Pelaku Usaha Gula Semut di Desa Rea Polman Harap Pemerintah Bantu Pasarkan Produk
POLEWALI MANDAR,- Pasangan suami istri bernama Rahman (55) dan Dahari (45) di Kabupaten Polewali Mandar (Polman), Sulawesi Barat, berharap bantuan pemerintah untuk memasarkan produk gula semut yang mereka produksi. Meski memiliki nilai ekonomis yang cukup menjanjikan, pengembangan usaha gula semut terkendala pada proses pemasaran.
“Kami sangat berharap kepada pemerintah untuk membantu proses pemasaran,” kata Dahari kepada wartawan, Selasa (03/09/2024).
Rahman dan Dahari merupakan warga Desa Rea, Kecamatan Binuang. Usaha gula semut telah ditekuni sejak tiga bulan terakhir. Peluang usaha tersebut diperkenalkan sejumlah peserta Kuliah Kerja Nyata (KKN) yang berkunjung dan memberikan pelatihan.
“Itu karena ada anak mahasiswa yang memperkenalkan dan setelah mengetahui harganya kami tertarik untuk ikut membuatnya,” ungkap Dahari.
Lebih lanjut Dahari mengungkapkan, sebelumnya menekuni usaha gula merah batok. Usaha tersebut telah dilakukan sejak puluhan tahun terakhir bersama suaminya.
Dahari juga mengaku memiliki kelompok pembuat gula merah batok yang beranggotakan sekira 10 ibu-ibu di sekitar tempat tinggalnya.
“Kalau kami satu kelompok ada lebih 10 orang pembuat gula aren, cuman saya yang buat begini (gula semut),” ujarnya.
Hanya saja diakui Dahari, ibu-ibu lain enggan mengikuti jejaknya untuk menekuni usaha gula semut meski harganya lebih mahal. Dia menyebut gula semut belum begitu dikenal sehingga menjadi kendala pemasaran.
“Mereka bilang mau dijual di mana (gula semut). Harganya mahal, tapi pemasarannya itu loh, terkendala, susah,” terangnya.
Apalagi diakui Dahari, proses pembuatan gula semut yang menggunakan air aren sebagai bahan utama, lebih ribet dibanding gula merah batok.

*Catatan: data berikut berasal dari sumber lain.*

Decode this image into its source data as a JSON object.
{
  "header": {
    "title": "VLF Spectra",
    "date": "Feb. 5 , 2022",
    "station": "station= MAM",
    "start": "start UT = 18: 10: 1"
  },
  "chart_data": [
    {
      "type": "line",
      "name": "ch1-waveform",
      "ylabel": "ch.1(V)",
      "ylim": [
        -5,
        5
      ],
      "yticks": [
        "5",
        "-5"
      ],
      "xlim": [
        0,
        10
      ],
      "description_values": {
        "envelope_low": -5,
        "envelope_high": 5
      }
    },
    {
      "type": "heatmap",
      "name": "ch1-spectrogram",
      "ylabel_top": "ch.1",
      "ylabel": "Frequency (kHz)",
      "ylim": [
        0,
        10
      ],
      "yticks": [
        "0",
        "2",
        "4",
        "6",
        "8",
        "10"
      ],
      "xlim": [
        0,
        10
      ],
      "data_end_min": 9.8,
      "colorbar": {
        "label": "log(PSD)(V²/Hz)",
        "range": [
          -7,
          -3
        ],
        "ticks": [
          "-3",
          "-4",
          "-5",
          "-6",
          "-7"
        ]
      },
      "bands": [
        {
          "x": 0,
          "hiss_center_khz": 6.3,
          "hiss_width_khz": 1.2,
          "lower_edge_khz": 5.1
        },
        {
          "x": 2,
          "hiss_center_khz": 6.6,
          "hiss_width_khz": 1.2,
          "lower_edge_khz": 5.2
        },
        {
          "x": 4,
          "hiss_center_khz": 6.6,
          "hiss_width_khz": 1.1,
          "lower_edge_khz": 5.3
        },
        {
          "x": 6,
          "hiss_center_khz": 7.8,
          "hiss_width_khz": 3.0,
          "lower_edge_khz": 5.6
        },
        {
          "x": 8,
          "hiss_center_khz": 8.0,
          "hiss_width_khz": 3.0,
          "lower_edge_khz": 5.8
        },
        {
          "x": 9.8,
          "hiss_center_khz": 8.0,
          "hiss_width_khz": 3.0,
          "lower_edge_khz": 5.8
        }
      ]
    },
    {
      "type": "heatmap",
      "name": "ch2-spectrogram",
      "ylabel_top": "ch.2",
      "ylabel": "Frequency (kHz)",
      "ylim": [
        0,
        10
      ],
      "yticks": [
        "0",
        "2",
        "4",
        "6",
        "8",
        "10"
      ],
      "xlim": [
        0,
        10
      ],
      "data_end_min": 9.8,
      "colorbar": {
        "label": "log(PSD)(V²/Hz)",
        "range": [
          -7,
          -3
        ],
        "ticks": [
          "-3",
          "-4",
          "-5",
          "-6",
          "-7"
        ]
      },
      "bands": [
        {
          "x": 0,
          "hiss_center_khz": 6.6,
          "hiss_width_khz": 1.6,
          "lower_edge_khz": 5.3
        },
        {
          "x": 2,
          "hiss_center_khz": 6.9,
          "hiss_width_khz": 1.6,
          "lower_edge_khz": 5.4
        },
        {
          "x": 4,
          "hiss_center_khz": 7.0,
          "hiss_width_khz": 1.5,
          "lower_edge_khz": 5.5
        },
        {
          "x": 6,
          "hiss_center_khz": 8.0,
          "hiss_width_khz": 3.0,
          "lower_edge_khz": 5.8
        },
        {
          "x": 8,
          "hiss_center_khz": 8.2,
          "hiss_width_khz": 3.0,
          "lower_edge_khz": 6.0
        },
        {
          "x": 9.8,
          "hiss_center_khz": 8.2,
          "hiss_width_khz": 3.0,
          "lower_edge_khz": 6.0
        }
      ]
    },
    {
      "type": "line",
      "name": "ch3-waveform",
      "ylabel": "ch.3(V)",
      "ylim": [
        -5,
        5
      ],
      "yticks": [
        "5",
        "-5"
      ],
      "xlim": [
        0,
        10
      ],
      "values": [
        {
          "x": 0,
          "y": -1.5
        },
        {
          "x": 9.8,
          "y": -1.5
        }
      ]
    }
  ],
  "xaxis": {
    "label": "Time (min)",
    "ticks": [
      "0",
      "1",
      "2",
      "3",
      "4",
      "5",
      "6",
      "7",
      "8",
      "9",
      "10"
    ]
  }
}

Pertama-tama air aren dimasak menggunakan wajan. Setelah mendidih dan mengental menyerupai adonan, diaduk hingga dingin dan teksturnya berubah seperti pasir.
Setelah itu, gula semut dijemur mengandalkan panas cahaya matahari. Saat cuaca cerah, proses penjemuran hanya membutuhkan waktu selama sehari. Namun jika kondisi cuaca tidak bagus, proses pengeringan bisa lebih lama hingga dua hari.
“Memang sama-sama terbuat dari aren, tapi lebih ribet proses pembuatannya gula semut,” ucapnya.
Diakui Dahari, dalam sehari dia bisa memproduksi 2 hingga 3 kilo gula semut. Untuk 1 kilo gula semut dijual seharga Rp 40 ribu. Jika dalam kemasan ukuran 500 gram dijual seharga Rp 30 ribu.
“Hasilnya lumayan untuk penuhi kebutuhan hari-hari. Hanya saja produksinya masih terbatas, dua sampai tiga kilo sehari,” ucapnya.
“Kalau gula batok per kilo harganya 20 ribu, kalau gula semut dijual seharga 40 ribu per kilo, sedangkan yang sudah dalam kemasan dijual seharga 30 ribu rupiah ukuran 500 gram,” sambung Dahari.
Dia juga mengatakan, jika gula semut memiliki beragam manfaat termasuk untuk kesehatan. Itu sebabnya dia sangat berharap kepada pemerintah untuk membantu promosi dan pemasaran gula semut buatannya.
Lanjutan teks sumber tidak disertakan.